Cour administrative d'appel de Paris — Décision N° CAA75-25PA03942

vendredi 19 décembre 2025

JuridictionCour administrative d'appel de Paris
SectionCour administrative d'appel de Paris
N° DossierCAA75-25PA03942
TypeDécision
Recoursexcès de pouvoir
PublicationC
Formation6ème Chambre

Texte intégral

Vu la procédure suivante :

Procédure contentieuse antérieure :

M. B... A... a demandé au tribunal administratif de Paris d’annuler l’arrêté du 24 juin 2025 par lequel le préfet de police l’a obligé à quitter le territoire français sans délai et a fixé le pays de destination, ainsi que l’arrêté du même jour portant interdiction de retour sur le territoire français pendant une durée de vingt-quatre mois.

Par un jugement n° 2517759/8 du 3 juillet 2025, le magistrat désigné par le président du tribunal administratif de Paris a, d’une part, annulé les arrêtés attaqués et a, d’autre part, enjoint au préfet territorialement compétent, de procéder au réexamen de la situation administrative de M. A... dans un délai de trois mois.

Procédure devant la Cour :

Par une requête, enregistrée le 31 juillet 2025, le préfet de police, demande à la Cour :

1°) d’annuler ce jugement du magistrat désigné par le président du tribunal administratif de Paris du 3 juillet 2025 ;

2°) de rejeter la demande présentée par M. A... devant le tribunal administratif de Paris ;

Il soutient que :
- c’est à tort que le premier juge a estimé qu’à la date des arrêtés en litige, M. A... n’entrait pas dans le champ d’application des dispositions de l’article L. 611-1 du code de l’entrée et du séjour des étrangers et du droit d’asile, mais dans celui des dispositions de l’article L. 572-1 du même code ;
- les autres moyens soulevés en première instance ne sont pas fondés.

La requête a été communiquée à M. A..., qui n’a pas présenté de mémoire en défense.

Vu les autres pièces du dossier.

Vu :
- la convention de Genève du 28 juillet 1951 relative au statut des réfugiés,
- la convention européenne de sauvegarde des droits de l’homme et des libertés fondamentales,
- la charte des droits fondamentaux de l’Union européenne,
- le règlement (UE) n° 604/2013 du 26 juin 2013,
- le code de l’entrée et du séjour des étrangers et du droit d’asile,
- le code des relations entre le public et l'administration,
- le code de justice administrative.

La présidente de la formation de jugement a dispensé la rapporteure public, sur sa proposition, de prononcer des conclusions à l’audience.

Les parties ont été régulièrement averties du jour de l'audience.

M. Niollet a présenté son rapport au cours de l'audience publique.



Considérant ce qui suit :

M. A..., de nationalité turque, né le 20 octobre 2000 à Bozova (Turquie), est entré de manière irrégulière sur le territoire français selon ses déclarations et a présenté une demande d’asile enregistrée le 29 juin 2022. La consultation du fichier Eurodac ayant fait apparaître que l’intéressé avait sollicité l'asile auprès des autorités espagnoles le 25 octobre 2021, le préfet de police a décidé par un arrêté de transfert du 28 juillet 2022 qu’il serait remis à ces autorités, responsables de l’examen de sa demande d’asile.
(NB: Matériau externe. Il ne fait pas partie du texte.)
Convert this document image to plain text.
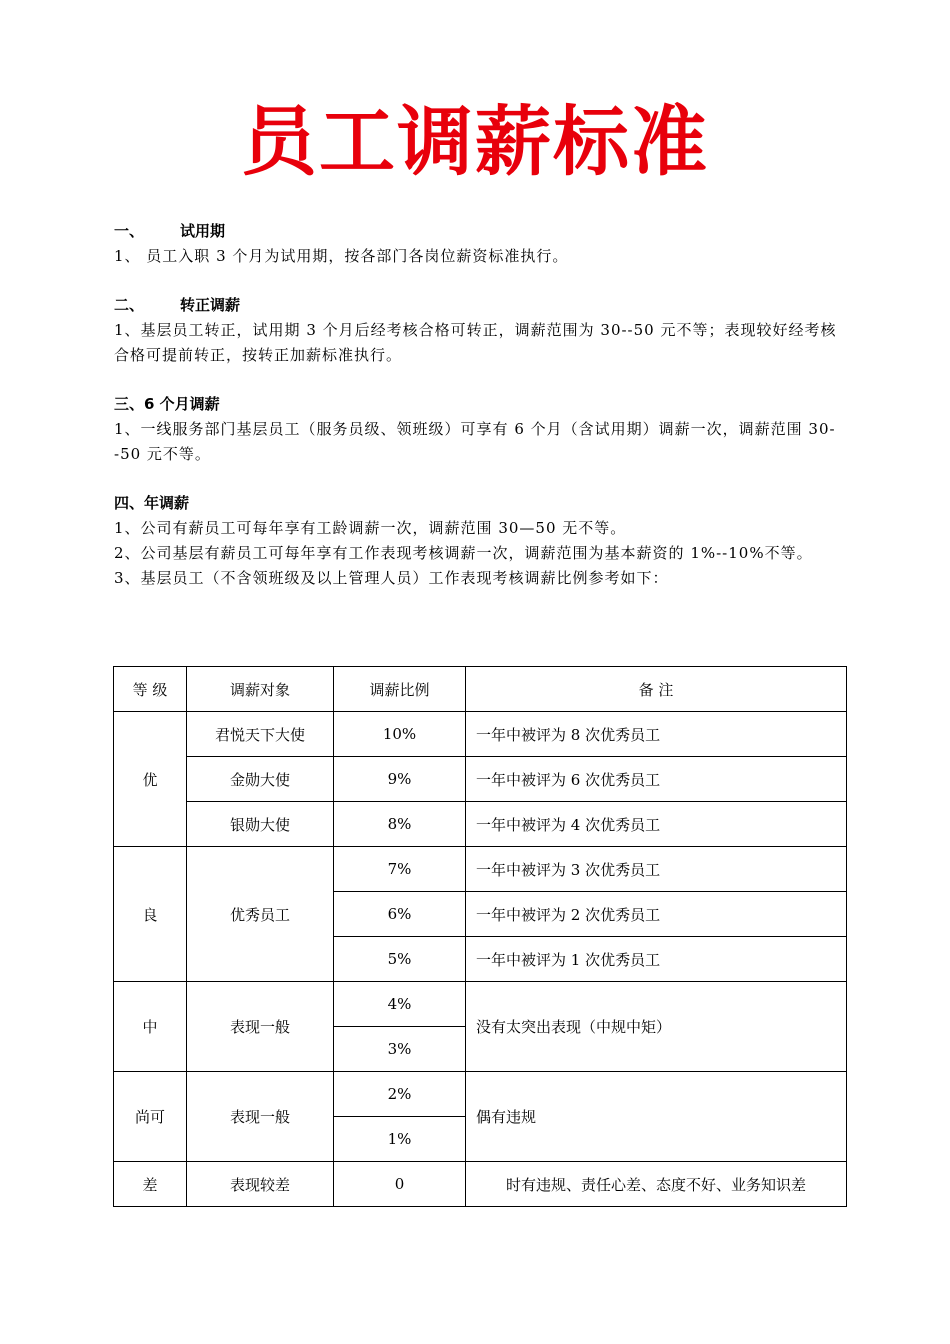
员工调薪标准
一、 试用期
1、 员工入职 3 个月为试用期，按各部门各岗位薪资标准执行。
二、 转正调薪
1、基层员工转正，试用期 3 个月后经考核合格可转正，调薪范围为 30--50 元不等；表现较好经考核合格可提前转正，按转正加薪标准执行。
三、6 个月调薪
1、一线服务部门基层员工（服务员级、领班级）可享有 6 个月（含试用期）调薪一次，调薪范围 30--50 元不等。
四、年调薪
1、公司有薪员工可每年享有工龄调薪一次，调薪范围 30—50 无不等。
2、公司基层有薪员工可每年享有工作表现考核调薪一次，调薪范围为基本薪资的 1%--10%不等。
3、基层员工（不含领班级及以上管理人员）工作表现考核调薪比例参考如下：
等 级	调薪对象	调薪比例	备 注
优	君悦天下大使	10%	一年中被评为 8 次优秀员工
	金勋大使	9%	一年中被评为 6 次优秀员工
	银勋大使	8%	一年中被评为 4 次优秀员工
良	优秀员工	7%	一年中被评为 3 次优秀员工
		6%	一年中被评为 2 次优秀员工
		5%	一年中被评为 1 次优秀员工
中	表现一般	4%	没有太突出表现（中规中矩）
		3%	
尚可	表现一般	2%	偶有违规
		1%	
差	表现较差	0	时有违规、责任心差、态度不好、业务知识差
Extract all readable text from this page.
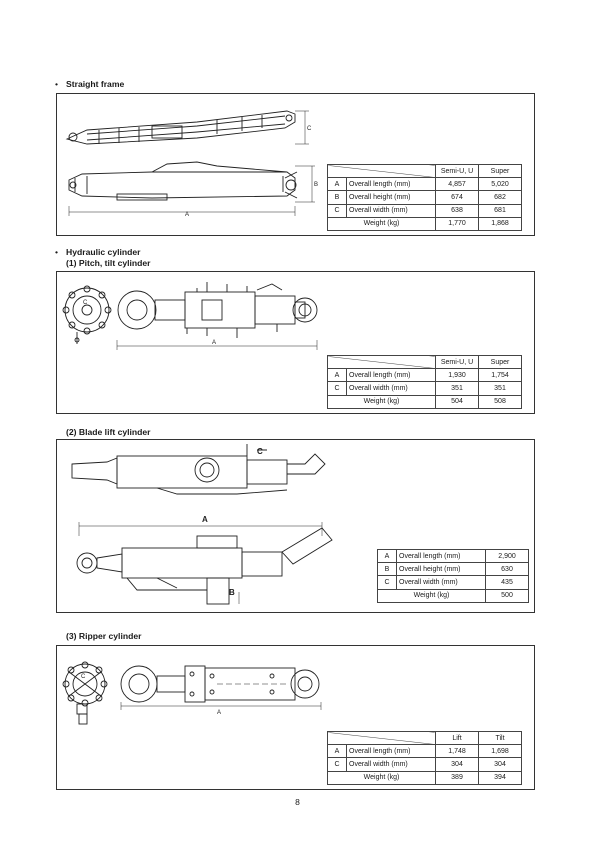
• Straight frame
A
B
C
		Semi-U, U	Super
A	Overall length (mm)	4,857	5,020
B	Overall height (mm)	674	682
C	Overall width (mm)	638	681
Weight (kg)		1,770	1,868
• Hydraulic cylinder
(1) Pitch, tilt cylinder
A
C
		Semi-U, U	Super
A	Overall length (mm)	1,930	1,754
C	Overall width (mm)	351	351
Weight (kg)		504	508
(2) Blade lift cylinder
A
B
C
A	Overall length (mm)	2,900
B	Overall height (mm)	630
C	Overall width (mm)	435
Weight (kg)		500
(3) Ripper cylinder
A
C
		Lift	Tilt
A	Overall length (mm)	1,748	1,698
C	Overall width (mm)	304	304
Weight (kg)		389	394
8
Le tribunal administratif de Paris a rejeté, par un jugement du 7 septembre 2022, le recours de M. A... contre cet arrêté. A la suite de son interpellation pour des faits de conduite d’un véhicule automobile sans permis de conduire et sans assurance, M. A... a fait l’objet de deux arrêtés en date du 24 juin 2025 par lesquels le préfet de police, d’une part, l’a obligé à quitter sans délai le territoire français et a fixé le pays à destination duquel il pourra être reconduit, et, d’autre part, a prononcé une interdiction de retour sur le territoire français pour une durée de vingt-quatre mois. Le préfet de police fait appel du jugement du 3 juillet 2025 par lequel le magistrat désigné par le président du tribunal administratif de Paris a annulé ces arrêtés et lui a enjoint de réexaminer la situation de M. A....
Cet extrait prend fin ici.